I had a lamb try to run through it and got tangled up when I was setting up, as ewe was on other side. Was'nt switched on at time, but im wondering is a bad idea for young lambs circa 5 weeks old.
 

Al R

Member
Livestock Farmer
Location
West Wales
Netting really has a very limited place now that reels and poly wire is so good. Last time I used netting a storm blew it flat and 150 ewes walked through it and it was a serious mess, the poly wire stayed in place and I have never had a tangle, lambed plenty of sheep with triple strand around parts of fields and never a problem
 

Mick78

Member
Netting really has a very limited place now that reels and poly wire is so good. Last time I used netting a storm blew it flat and 150 ewes walked through it and it was a serious mess, the poly wire stayed in place and I have never had a tangle, lambed plenty of sheep with triple strand around parts of fields and never a problem
Thanks, Ive a good perimeter fence, its just to strip graze, so not overly worried if its blown over, more worried about losing lambs on it. Might have saved money with poly wire though.
 

Mc115reed

Member
Livestock Farmer
Take that electric fencing netting ... bundle it all up... then burn it... absolute dog shite all it does is earth out and kill sheep.. if you’ve got a good energizer 3 strands will keep anything in...
 

Paddington

Member
Location
Soggy Shropshire
We have a poultry run in the corner of a field fenced off from sheep with three strands of mains fencing, to keep the sheep and foxes out and a four foot high poultry mesh inside, to keep the hens in. Found a lamb the other day grazing in the poultry run. don't know how it got in. I've had kicks from the fence and it really hurts, but our lambs don't seem to notice that much, wool must be a good insulator.
 

jonny

Member
Location
leitrim
Been using it for 20 years to split fields to keep batches small, no problems as long as there is a shock in it and it trains lambs young not to be putting their heads into fences
 

Uggman

Member
Livestock Farmer
I run two strands of soild metal wire round my ewes and lambs no problems. My sister in law gets away with one strand of polywire round there ewe and lambs open gate ways and all if the catch a ewe out they catch it and sit it for 2 minutes on the wire that usually stops it getting out if not it gets it gets culled . I still don't know how they do it though.
 

Montexy

Member
I have about ten yards of electric rabbit netting that have a smaller mesh size, I put this up in what I term the secure field about a week before I move them out into the other field that I rotate them around. After a week of touching the rabbit netting - which is very close to the energiser, they keep well away from the sheep netting.
 

sheepdogtrail

Member
Livestock Farmer
You can train the lambs to all electric fence with a fencing unit that has limited output in joules. Depending on the size of the paddock, no more than 1 joule output. They will touch the fence once and learn right then to stay away from anything that looks like that. 99.99% of the time, they will retract upon touching it. If they go forward, they generally just walk right through. Which could cause some issues with the lamb and the ewe. Either big gaps or smaller gaps between the horizontals works best.

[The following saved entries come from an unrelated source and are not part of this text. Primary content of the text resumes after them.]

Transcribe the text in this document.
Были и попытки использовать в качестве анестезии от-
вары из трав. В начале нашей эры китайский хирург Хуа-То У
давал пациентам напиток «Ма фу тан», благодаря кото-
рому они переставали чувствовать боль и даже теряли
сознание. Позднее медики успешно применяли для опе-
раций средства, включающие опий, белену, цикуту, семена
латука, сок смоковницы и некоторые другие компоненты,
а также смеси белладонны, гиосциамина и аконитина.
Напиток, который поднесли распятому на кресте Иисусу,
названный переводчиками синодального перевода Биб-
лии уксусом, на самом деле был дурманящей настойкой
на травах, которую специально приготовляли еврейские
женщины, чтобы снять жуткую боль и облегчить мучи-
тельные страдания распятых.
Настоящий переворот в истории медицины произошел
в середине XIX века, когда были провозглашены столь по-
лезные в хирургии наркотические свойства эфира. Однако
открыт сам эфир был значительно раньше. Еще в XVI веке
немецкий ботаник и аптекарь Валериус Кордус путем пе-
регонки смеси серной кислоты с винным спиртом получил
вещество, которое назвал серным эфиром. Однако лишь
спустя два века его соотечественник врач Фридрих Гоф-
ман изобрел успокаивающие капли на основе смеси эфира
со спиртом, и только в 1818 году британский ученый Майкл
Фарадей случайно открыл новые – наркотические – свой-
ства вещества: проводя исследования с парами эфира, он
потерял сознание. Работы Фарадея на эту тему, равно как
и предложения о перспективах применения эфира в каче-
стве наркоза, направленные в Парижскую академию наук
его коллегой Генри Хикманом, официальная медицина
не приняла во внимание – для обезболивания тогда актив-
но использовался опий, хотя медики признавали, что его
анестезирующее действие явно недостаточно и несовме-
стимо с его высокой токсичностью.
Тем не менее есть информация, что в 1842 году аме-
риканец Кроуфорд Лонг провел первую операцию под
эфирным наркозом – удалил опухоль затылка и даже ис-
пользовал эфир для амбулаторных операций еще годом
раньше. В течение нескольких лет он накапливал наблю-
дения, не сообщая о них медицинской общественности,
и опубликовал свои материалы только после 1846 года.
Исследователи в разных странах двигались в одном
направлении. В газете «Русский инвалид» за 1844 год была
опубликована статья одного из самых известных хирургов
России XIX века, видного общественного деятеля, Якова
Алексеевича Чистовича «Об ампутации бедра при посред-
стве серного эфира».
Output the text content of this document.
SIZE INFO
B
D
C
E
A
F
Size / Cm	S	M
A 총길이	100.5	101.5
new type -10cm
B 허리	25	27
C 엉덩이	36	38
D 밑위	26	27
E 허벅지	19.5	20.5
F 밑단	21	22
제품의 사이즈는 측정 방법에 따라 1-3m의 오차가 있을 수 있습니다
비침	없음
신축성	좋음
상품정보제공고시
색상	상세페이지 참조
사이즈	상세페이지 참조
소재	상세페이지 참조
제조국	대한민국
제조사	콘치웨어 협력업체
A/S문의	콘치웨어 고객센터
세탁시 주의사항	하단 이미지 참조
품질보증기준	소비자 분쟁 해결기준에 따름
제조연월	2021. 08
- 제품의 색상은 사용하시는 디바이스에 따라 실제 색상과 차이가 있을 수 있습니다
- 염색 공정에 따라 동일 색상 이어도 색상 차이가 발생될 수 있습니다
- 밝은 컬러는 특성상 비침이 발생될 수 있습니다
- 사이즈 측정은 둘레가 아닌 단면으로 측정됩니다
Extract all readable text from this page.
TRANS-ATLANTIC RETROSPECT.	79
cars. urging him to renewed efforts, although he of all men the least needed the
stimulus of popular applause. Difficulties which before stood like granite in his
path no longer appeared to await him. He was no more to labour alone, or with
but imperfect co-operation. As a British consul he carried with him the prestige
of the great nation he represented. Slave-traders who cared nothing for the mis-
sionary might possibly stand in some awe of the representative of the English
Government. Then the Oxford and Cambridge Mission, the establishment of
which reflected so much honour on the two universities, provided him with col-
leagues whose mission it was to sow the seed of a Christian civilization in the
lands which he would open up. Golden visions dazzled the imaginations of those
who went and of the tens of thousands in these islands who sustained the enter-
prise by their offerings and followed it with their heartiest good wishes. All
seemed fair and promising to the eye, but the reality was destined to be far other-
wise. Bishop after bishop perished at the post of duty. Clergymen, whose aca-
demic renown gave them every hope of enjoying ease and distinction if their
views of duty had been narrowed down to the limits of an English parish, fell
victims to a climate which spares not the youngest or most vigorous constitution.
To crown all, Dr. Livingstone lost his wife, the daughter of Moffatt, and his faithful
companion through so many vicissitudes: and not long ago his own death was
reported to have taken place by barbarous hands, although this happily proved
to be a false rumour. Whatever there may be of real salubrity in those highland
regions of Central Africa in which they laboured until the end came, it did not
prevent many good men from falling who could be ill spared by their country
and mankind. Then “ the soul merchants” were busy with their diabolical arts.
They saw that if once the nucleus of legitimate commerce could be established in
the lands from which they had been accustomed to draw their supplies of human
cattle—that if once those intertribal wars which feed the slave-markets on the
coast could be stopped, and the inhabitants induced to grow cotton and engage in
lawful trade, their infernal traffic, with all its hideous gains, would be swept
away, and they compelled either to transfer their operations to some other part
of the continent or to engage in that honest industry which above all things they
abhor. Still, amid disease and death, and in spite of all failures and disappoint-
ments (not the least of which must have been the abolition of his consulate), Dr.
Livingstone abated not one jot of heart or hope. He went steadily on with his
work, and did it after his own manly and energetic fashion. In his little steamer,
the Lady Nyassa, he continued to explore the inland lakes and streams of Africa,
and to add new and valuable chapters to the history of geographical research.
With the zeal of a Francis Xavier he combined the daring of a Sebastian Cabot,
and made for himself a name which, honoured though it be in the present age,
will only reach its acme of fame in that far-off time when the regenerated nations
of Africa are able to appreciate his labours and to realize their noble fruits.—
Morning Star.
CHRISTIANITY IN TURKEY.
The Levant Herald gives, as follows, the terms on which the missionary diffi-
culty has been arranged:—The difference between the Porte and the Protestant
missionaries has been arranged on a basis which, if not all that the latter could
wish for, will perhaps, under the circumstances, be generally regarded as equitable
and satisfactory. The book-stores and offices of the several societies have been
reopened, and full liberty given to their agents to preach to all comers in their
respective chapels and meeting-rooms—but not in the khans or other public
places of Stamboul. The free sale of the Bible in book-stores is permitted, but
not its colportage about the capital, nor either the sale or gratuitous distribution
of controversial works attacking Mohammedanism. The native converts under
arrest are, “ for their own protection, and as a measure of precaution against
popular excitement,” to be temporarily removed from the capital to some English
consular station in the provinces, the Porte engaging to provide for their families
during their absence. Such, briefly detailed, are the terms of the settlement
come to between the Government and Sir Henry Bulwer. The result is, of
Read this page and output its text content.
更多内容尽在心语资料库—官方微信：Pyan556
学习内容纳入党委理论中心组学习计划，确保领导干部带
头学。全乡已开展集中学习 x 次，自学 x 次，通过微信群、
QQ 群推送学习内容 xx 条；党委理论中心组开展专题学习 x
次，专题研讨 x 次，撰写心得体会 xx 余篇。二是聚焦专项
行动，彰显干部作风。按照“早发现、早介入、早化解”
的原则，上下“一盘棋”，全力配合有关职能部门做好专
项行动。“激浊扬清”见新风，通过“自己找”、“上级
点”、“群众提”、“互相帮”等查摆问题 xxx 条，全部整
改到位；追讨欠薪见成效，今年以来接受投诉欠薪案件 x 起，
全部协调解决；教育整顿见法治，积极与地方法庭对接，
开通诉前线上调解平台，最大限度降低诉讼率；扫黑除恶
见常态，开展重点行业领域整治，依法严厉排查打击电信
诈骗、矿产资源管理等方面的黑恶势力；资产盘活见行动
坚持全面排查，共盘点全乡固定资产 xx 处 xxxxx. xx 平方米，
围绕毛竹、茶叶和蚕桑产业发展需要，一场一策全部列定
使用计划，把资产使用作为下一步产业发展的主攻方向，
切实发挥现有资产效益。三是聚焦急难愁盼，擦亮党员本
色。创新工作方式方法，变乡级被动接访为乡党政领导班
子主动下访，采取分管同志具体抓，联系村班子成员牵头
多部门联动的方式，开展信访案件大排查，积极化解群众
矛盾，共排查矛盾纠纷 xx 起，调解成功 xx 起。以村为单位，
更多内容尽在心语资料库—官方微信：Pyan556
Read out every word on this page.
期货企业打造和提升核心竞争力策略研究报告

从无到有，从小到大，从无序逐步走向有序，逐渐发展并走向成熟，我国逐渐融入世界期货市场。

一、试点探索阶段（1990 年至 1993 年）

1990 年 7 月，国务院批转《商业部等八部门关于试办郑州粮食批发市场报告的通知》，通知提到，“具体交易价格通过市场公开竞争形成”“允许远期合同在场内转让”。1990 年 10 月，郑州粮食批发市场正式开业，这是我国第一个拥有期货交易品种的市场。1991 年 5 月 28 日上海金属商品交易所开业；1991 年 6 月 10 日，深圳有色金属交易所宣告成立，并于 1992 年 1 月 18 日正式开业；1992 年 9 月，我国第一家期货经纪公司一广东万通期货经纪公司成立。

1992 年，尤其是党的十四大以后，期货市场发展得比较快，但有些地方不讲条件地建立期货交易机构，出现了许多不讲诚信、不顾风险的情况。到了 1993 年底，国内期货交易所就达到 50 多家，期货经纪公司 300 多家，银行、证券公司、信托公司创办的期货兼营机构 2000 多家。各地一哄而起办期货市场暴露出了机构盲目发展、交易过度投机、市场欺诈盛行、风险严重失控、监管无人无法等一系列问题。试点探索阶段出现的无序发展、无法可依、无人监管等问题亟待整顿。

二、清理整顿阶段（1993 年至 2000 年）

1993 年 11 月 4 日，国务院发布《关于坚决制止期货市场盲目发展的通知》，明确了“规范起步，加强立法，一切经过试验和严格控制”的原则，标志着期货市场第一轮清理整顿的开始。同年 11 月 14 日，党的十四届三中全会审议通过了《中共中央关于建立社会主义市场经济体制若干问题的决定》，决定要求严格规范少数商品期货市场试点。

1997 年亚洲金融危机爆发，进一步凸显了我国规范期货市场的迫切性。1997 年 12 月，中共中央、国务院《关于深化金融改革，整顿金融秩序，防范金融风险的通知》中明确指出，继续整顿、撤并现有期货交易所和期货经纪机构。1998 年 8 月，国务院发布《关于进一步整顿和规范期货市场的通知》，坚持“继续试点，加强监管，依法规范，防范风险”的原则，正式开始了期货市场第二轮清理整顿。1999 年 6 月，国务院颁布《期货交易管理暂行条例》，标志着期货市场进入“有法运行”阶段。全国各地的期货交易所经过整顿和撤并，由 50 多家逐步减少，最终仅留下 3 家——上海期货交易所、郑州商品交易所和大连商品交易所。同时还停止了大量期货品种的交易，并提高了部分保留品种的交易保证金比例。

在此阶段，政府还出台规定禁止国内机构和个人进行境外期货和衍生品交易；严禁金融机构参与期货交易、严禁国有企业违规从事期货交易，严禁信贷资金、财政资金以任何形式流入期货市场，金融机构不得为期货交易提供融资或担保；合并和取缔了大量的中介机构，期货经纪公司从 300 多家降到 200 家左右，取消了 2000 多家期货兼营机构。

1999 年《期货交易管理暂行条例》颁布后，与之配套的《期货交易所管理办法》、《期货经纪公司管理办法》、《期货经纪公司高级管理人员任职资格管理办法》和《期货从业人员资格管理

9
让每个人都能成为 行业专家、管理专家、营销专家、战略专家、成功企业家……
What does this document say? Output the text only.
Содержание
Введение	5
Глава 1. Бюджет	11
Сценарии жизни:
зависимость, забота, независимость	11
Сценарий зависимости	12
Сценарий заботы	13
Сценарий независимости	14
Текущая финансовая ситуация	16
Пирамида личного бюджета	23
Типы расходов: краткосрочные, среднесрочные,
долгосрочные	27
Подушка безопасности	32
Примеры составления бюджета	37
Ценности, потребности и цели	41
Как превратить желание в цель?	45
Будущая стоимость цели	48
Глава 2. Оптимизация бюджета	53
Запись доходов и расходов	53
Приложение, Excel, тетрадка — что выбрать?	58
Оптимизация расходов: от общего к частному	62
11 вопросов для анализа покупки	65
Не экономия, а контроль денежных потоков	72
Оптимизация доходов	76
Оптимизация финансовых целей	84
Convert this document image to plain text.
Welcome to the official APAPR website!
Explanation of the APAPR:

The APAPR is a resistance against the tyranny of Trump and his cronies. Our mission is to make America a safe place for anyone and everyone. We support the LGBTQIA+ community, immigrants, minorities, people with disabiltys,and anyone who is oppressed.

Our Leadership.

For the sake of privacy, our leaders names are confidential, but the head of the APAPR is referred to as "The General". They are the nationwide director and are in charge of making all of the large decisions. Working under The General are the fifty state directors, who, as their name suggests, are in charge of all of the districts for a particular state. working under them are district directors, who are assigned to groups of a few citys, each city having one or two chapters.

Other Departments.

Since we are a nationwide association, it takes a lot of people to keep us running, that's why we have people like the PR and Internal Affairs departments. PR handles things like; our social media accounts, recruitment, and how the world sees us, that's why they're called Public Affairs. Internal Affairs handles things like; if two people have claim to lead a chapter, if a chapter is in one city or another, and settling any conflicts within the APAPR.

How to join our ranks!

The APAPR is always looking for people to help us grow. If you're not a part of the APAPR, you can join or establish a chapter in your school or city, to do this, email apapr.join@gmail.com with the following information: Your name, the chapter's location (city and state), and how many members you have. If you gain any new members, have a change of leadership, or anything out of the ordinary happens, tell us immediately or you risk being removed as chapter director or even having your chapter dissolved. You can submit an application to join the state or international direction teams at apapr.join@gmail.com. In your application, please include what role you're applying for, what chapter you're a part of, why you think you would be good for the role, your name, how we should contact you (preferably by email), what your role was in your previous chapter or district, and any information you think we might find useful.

You could also use a dumb limit switch (10 ohm resistor in some water proof case ) on the main fence that will step down the joule output on the lamb training fence from the main fence. If you need to. You can buy four of those things for the price of a pint. They are cheap. Just put it inline at the connection from the main fence to the lambing fence. Voltage will flow from the main fence to the lambing fence in a reduced, limited pathway.

Also make sure your ground field is working correctly. Anything over 1000 volts on the ground means it really is not working optimally. Strive for less than 500 volts on the ground and always use the correct hookup wire for the fence and ground field.
 
We have a poultry run in the corner of a field fenced off from sheep with three strands of mains fencing, to keep the sheep and foxes out and a four foot high poultry mesh inside, to keep the hens in. Found a lamb the other day grazing in the poultry run. don't know how it got in. I've had kicks from the fence and it really hurts, but our lambs don't seem to notice that much, wool must be a good insulator.

Horned ewe got live polywire wrapped around her horn last year, long walk to energiser so I said "f**k it" - many, many times as it happens - and untangled her. I can say that dry wool conducts electricity just fine.